Porsche, known for its high-performance sports cars, entered the electric vehicle market with the Taycan in 2020. To provide its customers with the signature Porsche driving experience, the company developed its own artificial engine noise for the electric sports car. However, Porsche’s attempt to trademark this fake engine noise in the European Union has been rejected.
Electric vehicles are typically quiet due to the absence of a gas engine, which can be a drawback for some customers. Porsche aimed to overcome this limitation by creating a unique and recognizable engine noise for the Taycan. The company claimed that the noise emitted by its electric vehicles is “futuristic, melodious, and has a certain tempo as well as motives and dynamics.” They compared it to iconic sounds such as the opening motif of Beethoven’s 5th Symphony and the sound of the Lightsabers from the Star Wars film series.

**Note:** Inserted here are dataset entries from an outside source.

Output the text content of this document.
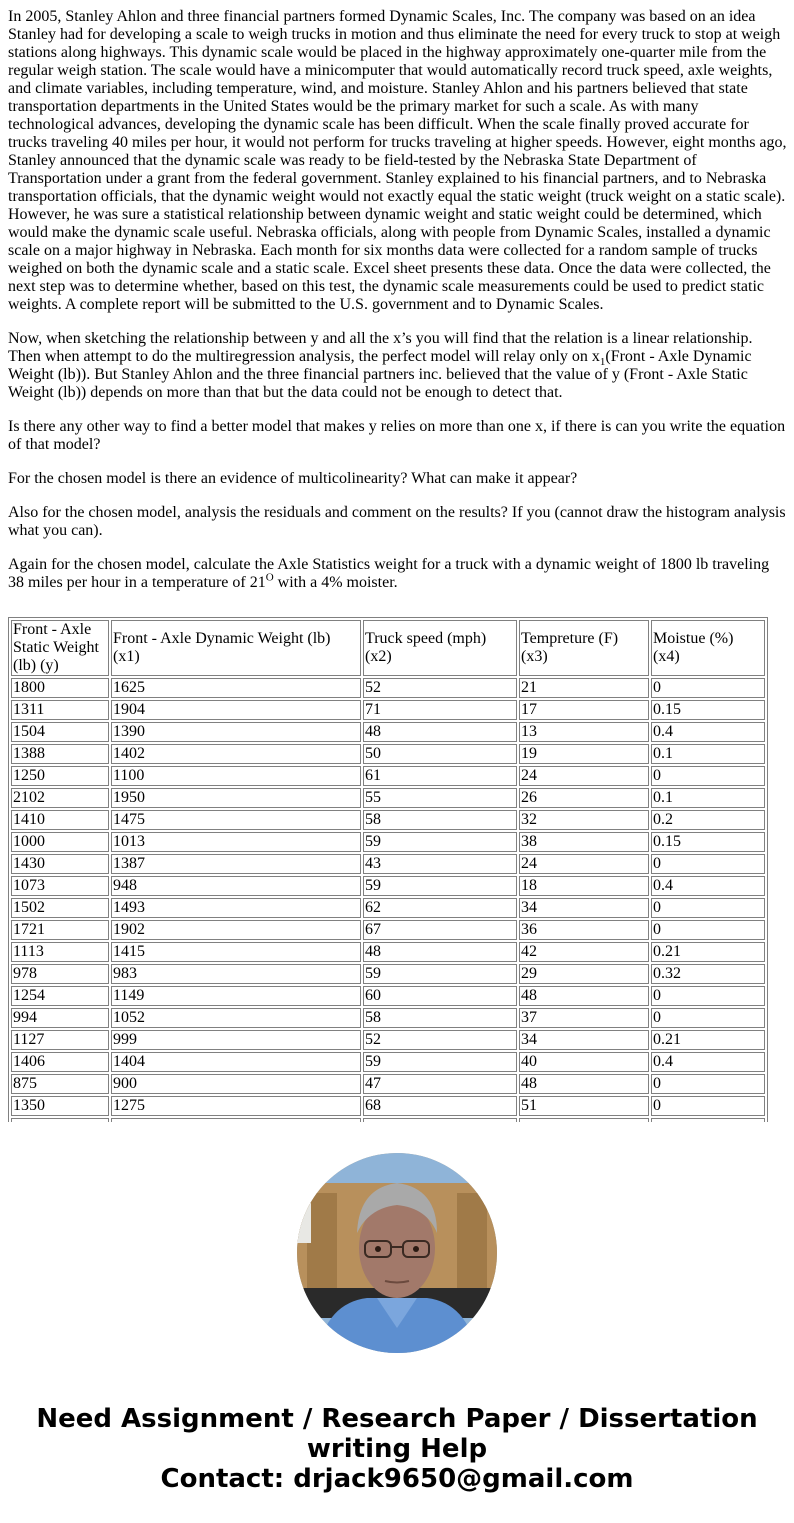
In 2005, Stanley Ahlon and three financial partners formed Dynamic Scales, Inc. The company was based on an idea Stanley had for developing a scale to weigh trucks in motion and thus eliminate the need for every truck to stop at weigh stations along highways. This dynamic scale would be placed in the highway approximately one-quarter mile from the regular weigh station. The scale would have a minicomputer that would automatically record truck speed, axle weights, and climate variables, including temperature, wind, and moisture. Stanley Ahlon and his partners believed that state transportation departments in the United States would be the primary market for such a scale. As with many technological advances, developing the dynamic scale has been difficult. When the scale finally proved accurate for trucks traveling 40 miles per hour, it would not perform for trucks traveling at higher speeds. However, eight months ago, Stanley announced that the dynamic scale was ready to be field-tested by the Nebraska State Department of Transportation under a grant from the federal government. Stanley explained to his financial partners, and to Nebraska transportation officials, that the dynamic weight would not exactly equal the static weight (truck weight on a static scale). However, he was sure a statistical relationship between dynamic weight and static weight could be determined, which would make the dynamic scale useful. Nebraska officials, along with people from Dynamic Scales, installed a dynamic scale on a major highway in Nebraska. Each month for six months data were collected for a random sample of trucks weighed on both the dynamic scale and a static scale. Excel sheet presents these data. Once the data were collected, the next step was to determine whether, based on this test, the dynamic scale measurements could be used to predict static weights. A complete report will be submitted to the U.S. government and to Dynamic Scales.

Now, when sketching the relationship between y and all the x’s you will find that the relation is a linear relationship. Then when attempt to do the multiregression analysis, the perfect model will relay only on $x_1(Front$ - Axle Dynamic Weight (lb)). But Stanley Ahlon and the three financial partners inc. believed that the value of y (Front - Axle Static Weight (lb)) depends on more than that but the data could not be enough to detect that.

Is there any other way to find a better model that makes y relies on more than one x, if there is can you write the equation of that model?

For the chosen model is there an evidence of multicolinearity? What can make it appear?

Also for the chosen model, analysis the residuals and comment on the results? If you (cannot draw the histogram analysis what you can).

Again for the chosen model, calculate the Axle Statistics weight for a truck with a dynamic weight of 1800 lb traveling 38 miles per hour in a temperature of $21^O$ with a 4% moister.

Front - Axle Static Weight (lb) (y)	Front - Axle Dynamic Weight (lb) (x1)	Truck speed (mph) (x2)	Tempreture (F) (x3)	Moistue (%) (x4)
1800	1625	52	21	0
1311	1904	71	17	0.15
1504	1390	48	13	0.4
1388	1402	50	19	0.1
1250	1100	61	24	0
2102	1950	55	26	0.1
1410	1475	58	32	0.2
1000	1013	59	38	0.15
1430	1387	43	24	0
1073	948	59	18	0.4
1502	1493	62	34	0
1721	1902	67	36	0
1113	1415	48	42	0.21
978	983	59	29	0.32
1254	1149	60	48	0
994	1052	58	37	0
1127	999	52	34	0.21
1406	1404	59	40	0.4
875	900	47	48	0
1350	1275	68	51	0

Need Assignment / Research Paper / Dissertation
writing Help
Contact: drjack9650@gmail.com
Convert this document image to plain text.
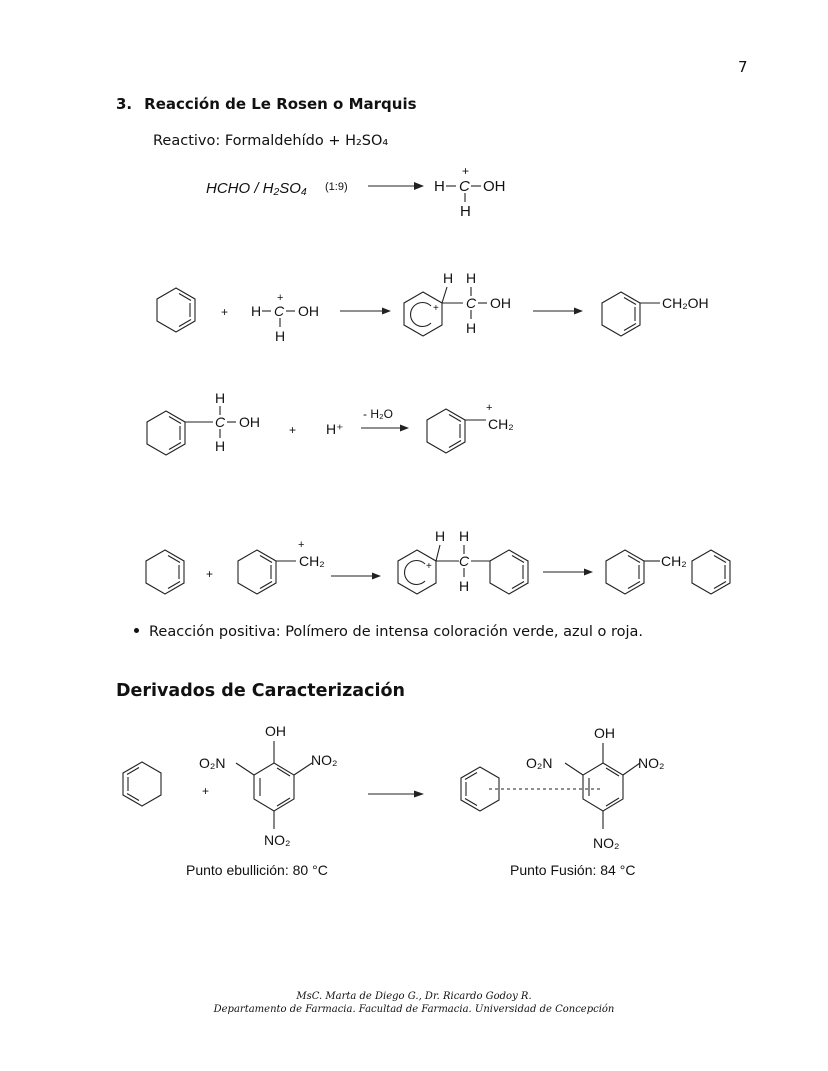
7
3. Reacción de Le Rosen o Marquis
Reactivo: Formaldehído + H₂SO₄
HCHO / H₂SO₄ (1:9)	H C
+
OH
H
+ H C
+
OH
H
+
H H
C OH
H
CH₂OH
H
C OH
H
+ H⁺
- H₂O	+
CH₂
+
+
CH₂	+
H H
C
H
CH₂
+
OH
O₂N	NO₂
NO₂
OH
O₂N	NO₂
NO₂
Punto ebullición: 80 °C	Punto Fusión: 84 °C
Reacción positiva: Polímero de intensa coloración verde, azul o roja.
Derivados de Caracterización
MsC. Marta de Diego G., Dr. Ricardo Godoy R.
Departamento de Farmacia. Facultad de Farmacia. Universidad de Concepción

However, the European Intellectual Property Office did not find this argument convincing. They stated that the noise does not distinguish a Porsche vehicle from any other and does not give consumers the ability to distinguish Porsche’s goods and services from those offered by other companies. Despite this setback, Porsche remains confident in its strong brand identity and motorsports heritage to attract buyers.
Porsche plans to appeal the decision of the European Intellectual Property Office. While standing out in the competitive electric vehicle market can be challenging, the company’s reputation and innovation continue to make it a compelling choice for customers.